Hey, I have PTSD too. Your story sounds similar to mine.
My stepson does have regular therapeutic visits or digital therapy sessions, he gets about 5 hours a week. But he's borderline psychotic since the beginning of this year, and while that is acknowledged by his doctors they find him 'too complex' to place him in a normal mental health facility. So he is on a waiting list for very specialist care, but it's been pushed forward for over 9 months now because of the corona crisis. This while he is visibly detoriating, and agressive to us. They basically leave us hanging to provide 24/7 care on top of our regular lives and the corona crisis. It's incredibly challenging.
I do practice self-care, I've been through worse than this because I grew up like you. But I hate seeing my husband at the end of his rope, and worry about him getting a burnout because I have health conditions that make us rely on his income only. So a solution now really has to come fast, his employer has given him a deadline of 1 january to fix the problem..
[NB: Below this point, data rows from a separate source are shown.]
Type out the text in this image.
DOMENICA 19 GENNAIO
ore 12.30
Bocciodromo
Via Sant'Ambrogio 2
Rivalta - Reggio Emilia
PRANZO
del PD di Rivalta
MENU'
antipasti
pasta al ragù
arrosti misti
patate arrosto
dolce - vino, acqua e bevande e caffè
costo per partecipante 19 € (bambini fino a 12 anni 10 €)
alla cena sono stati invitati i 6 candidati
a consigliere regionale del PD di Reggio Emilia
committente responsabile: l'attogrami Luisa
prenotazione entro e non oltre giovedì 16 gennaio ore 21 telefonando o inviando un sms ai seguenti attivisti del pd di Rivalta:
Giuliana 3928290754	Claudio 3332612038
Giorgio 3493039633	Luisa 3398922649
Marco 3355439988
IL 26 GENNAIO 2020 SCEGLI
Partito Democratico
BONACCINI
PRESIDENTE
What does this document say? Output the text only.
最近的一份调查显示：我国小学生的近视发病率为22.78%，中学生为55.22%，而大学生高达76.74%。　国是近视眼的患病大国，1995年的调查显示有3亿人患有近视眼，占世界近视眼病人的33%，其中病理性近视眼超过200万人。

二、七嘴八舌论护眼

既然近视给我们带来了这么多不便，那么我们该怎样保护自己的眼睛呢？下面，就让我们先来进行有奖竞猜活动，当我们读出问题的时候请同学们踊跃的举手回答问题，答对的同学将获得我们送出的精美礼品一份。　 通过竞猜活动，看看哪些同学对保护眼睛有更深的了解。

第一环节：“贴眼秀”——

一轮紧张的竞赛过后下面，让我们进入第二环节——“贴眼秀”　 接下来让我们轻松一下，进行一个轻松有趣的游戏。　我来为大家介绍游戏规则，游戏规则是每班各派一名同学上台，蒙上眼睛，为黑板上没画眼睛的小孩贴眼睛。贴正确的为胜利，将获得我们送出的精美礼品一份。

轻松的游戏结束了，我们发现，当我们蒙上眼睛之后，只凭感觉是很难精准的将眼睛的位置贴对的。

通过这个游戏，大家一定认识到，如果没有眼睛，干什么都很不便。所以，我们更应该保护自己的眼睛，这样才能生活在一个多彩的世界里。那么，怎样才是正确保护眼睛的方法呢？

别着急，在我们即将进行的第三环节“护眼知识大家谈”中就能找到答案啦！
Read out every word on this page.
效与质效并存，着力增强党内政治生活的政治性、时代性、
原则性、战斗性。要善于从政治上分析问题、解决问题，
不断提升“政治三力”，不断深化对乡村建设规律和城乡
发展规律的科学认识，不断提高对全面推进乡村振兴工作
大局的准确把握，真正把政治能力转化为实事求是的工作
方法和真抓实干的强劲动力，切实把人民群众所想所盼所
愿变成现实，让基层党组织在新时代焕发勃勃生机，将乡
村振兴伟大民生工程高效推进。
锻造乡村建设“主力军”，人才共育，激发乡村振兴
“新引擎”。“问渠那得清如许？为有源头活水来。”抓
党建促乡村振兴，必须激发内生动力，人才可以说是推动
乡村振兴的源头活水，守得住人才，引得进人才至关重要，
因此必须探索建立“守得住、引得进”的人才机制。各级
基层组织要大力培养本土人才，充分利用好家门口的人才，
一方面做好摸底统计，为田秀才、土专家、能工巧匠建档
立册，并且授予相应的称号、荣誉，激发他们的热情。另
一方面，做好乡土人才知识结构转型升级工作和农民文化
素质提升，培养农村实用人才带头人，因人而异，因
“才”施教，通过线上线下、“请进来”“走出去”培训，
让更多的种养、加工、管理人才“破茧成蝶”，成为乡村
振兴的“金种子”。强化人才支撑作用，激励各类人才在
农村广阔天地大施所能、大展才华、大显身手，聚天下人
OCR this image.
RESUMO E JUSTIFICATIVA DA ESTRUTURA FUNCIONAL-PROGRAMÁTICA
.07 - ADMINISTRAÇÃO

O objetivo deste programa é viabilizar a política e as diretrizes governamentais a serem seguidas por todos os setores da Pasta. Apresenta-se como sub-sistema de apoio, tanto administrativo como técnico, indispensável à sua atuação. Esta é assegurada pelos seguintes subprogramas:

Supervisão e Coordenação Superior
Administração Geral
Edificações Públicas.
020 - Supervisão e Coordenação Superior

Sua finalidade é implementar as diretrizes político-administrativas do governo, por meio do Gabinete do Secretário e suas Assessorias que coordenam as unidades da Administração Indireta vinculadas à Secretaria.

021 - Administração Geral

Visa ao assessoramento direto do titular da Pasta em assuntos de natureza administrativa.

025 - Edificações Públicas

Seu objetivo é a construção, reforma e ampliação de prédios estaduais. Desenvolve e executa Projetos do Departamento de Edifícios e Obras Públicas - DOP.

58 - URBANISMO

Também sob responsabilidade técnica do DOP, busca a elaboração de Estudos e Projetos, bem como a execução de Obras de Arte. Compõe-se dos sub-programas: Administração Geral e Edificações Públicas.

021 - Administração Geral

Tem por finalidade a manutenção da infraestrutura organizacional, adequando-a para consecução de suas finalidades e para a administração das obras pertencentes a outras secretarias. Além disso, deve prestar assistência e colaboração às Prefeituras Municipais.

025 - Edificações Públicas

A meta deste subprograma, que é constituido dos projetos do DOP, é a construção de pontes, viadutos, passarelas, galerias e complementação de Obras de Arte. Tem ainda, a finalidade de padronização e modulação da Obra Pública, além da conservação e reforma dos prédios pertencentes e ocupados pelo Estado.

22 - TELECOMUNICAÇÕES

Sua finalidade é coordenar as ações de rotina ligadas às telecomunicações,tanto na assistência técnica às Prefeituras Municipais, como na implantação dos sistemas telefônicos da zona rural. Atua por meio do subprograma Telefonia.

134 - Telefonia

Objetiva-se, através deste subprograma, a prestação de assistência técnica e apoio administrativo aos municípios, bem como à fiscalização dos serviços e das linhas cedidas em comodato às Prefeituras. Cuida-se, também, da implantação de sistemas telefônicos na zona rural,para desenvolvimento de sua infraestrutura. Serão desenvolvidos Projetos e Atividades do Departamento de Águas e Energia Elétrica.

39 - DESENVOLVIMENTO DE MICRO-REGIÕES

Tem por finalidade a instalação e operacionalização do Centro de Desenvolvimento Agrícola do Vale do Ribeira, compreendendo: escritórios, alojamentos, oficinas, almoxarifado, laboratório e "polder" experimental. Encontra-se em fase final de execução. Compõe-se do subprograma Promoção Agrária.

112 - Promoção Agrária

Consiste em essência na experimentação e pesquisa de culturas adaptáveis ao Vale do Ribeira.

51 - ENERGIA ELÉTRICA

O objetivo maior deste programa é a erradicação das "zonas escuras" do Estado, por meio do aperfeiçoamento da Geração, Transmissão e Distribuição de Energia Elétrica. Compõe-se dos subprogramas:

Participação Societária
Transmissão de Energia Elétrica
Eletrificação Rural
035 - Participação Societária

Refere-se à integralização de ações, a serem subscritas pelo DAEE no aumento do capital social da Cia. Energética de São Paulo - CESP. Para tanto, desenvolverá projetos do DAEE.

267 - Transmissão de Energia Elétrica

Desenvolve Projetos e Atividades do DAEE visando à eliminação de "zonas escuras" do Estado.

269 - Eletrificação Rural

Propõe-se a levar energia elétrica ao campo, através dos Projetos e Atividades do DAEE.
As for your spoiler: I am sorry to hear that, caregiver burnout is a real problem. I am also too young, only 33 but unfortunatly life sometimes deals a rough set of cards for some of us. I am really glad you have proper health, it's a great thing to move forward. I've had competent care for over 10 years, that's brought me in the stable and relatively good position I am in now. I hope you will have a good 2021.
Windigo, I am still loopy from my procedure today so forgive me if this makes no sense. LOL
I am so sorry you are going through all this. I know it's not easy even without a pandemic.
I really have a problem with some mental health professionals and how they treat people with problems. I have met a few who were quite abusive that compounded my PTSD. In fairness, I struggle with that whole field of study because my mother was a psychologist and she was my primary abuser. It takes a long time for me to feel "safe" with any new therapist and I don't trust any of them. The balance of power is too one-sided and too many of them misuse that.
I'm glad you are practicing self-care. It is so important and I completely understand hurting because your husband is hurting. I was always supportive of my husband no matter what he was dealing with at any given time. I am sure your love and support are very much appreciated.
I am a bit unclear on the his employer. Are you saying that his boss is telling him to resolve the problems with his stepson by the end of the year? Wow. I'm sorry if that's the case. It's not really surprising though. Companies are not as supportive and appreciative of their staff the way they were a generation or two ago. How is the job market in your area? Sounds like he should get some irons in the fire now just in case.
Thanks for your kind words. I am learning to take things day-by-day and relax more. Even now, I cannot fall asleep unless I take medications and I still have awful nightmares. However, I am getting stronger and am learning how to keep boundaries with people that mean me no good. Sadly, most of them are family members but I'm doing really well and not feeling guilty because I won't get pulled back into it. The last encounter almost killed me (literally). I'm not going back ever. This is a HUGE step for me as I have a forgiving heart and patience. But, enough is enough, I have two children that will someday come back to me and they deserve a strong, healthy mom.
I hope for you all the best and hope next year will bring us both good things. ;-0
P.S. Forgive me if I ever repeat myself. I got a concussion in one of the beatings a couple years ago so my memory is sometimes spotty. I don't forget whole conversations but I might miss something that's already been answered. I apologize in advance.